The Hardy Cross method can be used to calculate the flow distribution in a pipe network. Consider the example of a simple pipe flow network shown at the right. For this example, the in and out flows will be 10 liters per second. We will consider n to be 2, and the head loss per unit flow r, and initial flow guess for each pipe as follows:
| Pipe | Q12 | Q13 | Q23 | Q24 | Q34 |
| r | 1 | 5 | 1 | 5 | 1 |
| Q guess (L/s) | 5 | 5 | 0 | 5 | 5 |

We solve the network by method of balancing heads, following the steps outlined in method process above.

1. The initial guesses are set up so that continuity of flow is maintained at each junction in the network.

2. The loops of the system are identified as loop 1-2-3 and loop 2-3-4.

3. The head losses in each pipe are determined.

| Loop 1-2-3 | Q12 | Q13 | Q23 |
| Head loss = $rQ^2$ | 25 | 125 | 0 |
| Direction | Clockwise | Counter-clockwise | Clockwise |

For loop 1-2-3, the sum of the clockwise head losses is 25 and the sum of the counter-clockwise head losses is 125.

| Loop 2-3-4 | Q23 | Q24 | Q34 |
| Head loss = $rQ^2$ | 0 | 125 | 25 |
| Direction | Counter-clockwise | Clockwise | Counter-clockwise |

For loop 2-3-4, the sum of the clockwise head losses is 125 and the sum of the counter-clockwise head losses is 25.

4. The total clockwise head loss in loop 1-2-3 is $25-125 = -100$. The total clockwise head loss in loop 2-3-4 is $125-25 = 100$.

5. The value of $\Sigma n r Q^{n - 1}$ is determined for each loop.
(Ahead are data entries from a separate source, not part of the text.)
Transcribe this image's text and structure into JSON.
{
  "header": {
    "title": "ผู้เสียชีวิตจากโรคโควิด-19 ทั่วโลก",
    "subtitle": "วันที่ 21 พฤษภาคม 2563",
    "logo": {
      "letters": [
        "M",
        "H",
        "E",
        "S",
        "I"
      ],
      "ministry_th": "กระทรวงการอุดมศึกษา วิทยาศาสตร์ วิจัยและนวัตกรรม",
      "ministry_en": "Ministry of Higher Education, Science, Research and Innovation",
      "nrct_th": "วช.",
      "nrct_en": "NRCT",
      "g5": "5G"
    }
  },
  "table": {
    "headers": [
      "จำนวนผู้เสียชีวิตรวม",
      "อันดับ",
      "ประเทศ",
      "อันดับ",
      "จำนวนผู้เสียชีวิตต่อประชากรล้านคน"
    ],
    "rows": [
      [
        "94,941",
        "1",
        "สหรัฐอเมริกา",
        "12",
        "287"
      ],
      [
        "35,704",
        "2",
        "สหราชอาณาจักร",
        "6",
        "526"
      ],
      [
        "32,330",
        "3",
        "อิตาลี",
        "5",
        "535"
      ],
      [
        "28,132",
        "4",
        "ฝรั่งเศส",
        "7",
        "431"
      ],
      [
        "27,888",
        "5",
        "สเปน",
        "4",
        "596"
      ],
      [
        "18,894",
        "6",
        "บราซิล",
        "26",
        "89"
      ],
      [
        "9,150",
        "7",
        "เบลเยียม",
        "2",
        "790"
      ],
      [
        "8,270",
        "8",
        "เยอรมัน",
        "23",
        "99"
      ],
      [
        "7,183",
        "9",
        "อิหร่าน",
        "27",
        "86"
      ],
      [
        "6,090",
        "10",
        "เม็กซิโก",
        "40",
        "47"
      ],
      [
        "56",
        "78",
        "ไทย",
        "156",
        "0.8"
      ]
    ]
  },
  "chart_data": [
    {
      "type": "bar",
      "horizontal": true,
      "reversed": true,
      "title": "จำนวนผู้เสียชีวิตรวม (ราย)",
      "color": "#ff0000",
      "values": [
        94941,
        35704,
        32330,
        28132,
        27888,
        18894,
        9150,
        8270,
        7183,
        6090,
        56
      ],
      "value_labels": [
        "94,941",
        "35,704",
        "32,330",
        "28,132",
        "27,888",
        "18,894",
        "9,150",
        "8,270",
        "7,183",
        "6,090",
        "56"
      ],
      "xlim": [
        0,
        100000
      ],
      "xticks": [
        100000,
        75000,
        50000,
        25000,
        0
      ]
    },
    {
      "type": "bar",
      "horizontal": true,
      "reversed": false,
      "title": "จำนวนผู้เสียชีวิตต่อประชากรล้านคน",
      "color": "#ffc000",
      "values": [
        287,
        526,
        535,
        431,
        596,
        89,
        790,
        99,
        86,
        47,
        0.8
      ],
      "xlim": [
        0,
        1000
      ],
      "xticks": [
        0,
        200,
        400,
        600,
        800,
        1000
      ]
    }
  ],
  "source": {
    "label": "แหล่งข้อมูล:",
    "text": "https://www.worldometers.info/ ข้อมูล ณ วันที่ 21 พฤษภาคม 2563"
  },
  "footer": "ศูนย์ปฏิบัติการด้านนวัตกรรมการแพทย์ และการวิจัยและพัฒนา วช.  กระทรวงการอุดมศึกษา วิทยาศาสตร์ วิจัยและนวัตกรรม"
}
It is found to be 60 in both loops (due to symmetry), as shown in the figure.

6. The change in flow is found for each loop using the equation $\frac{\Sigma r Q^{n}}{\Sigma n r Q^{n - 1}}$. For loop 1-2-3, the change in flow is equal to $-100/60 = -1.66$ and for loop 2-3-4 the change in flow is equal to $100/60 = 1.66$.

7. The change in flow is applied across the loops. For loop 1-2-3, the change in flow is negative so its absolute value is applied in the clockwise direction. For loop 2-3-4, the change in flow is positive so its absolute value is applied in the counter-clockwise direction. For pipe 2-3, which is in both loops, the changes in flow are cumulative.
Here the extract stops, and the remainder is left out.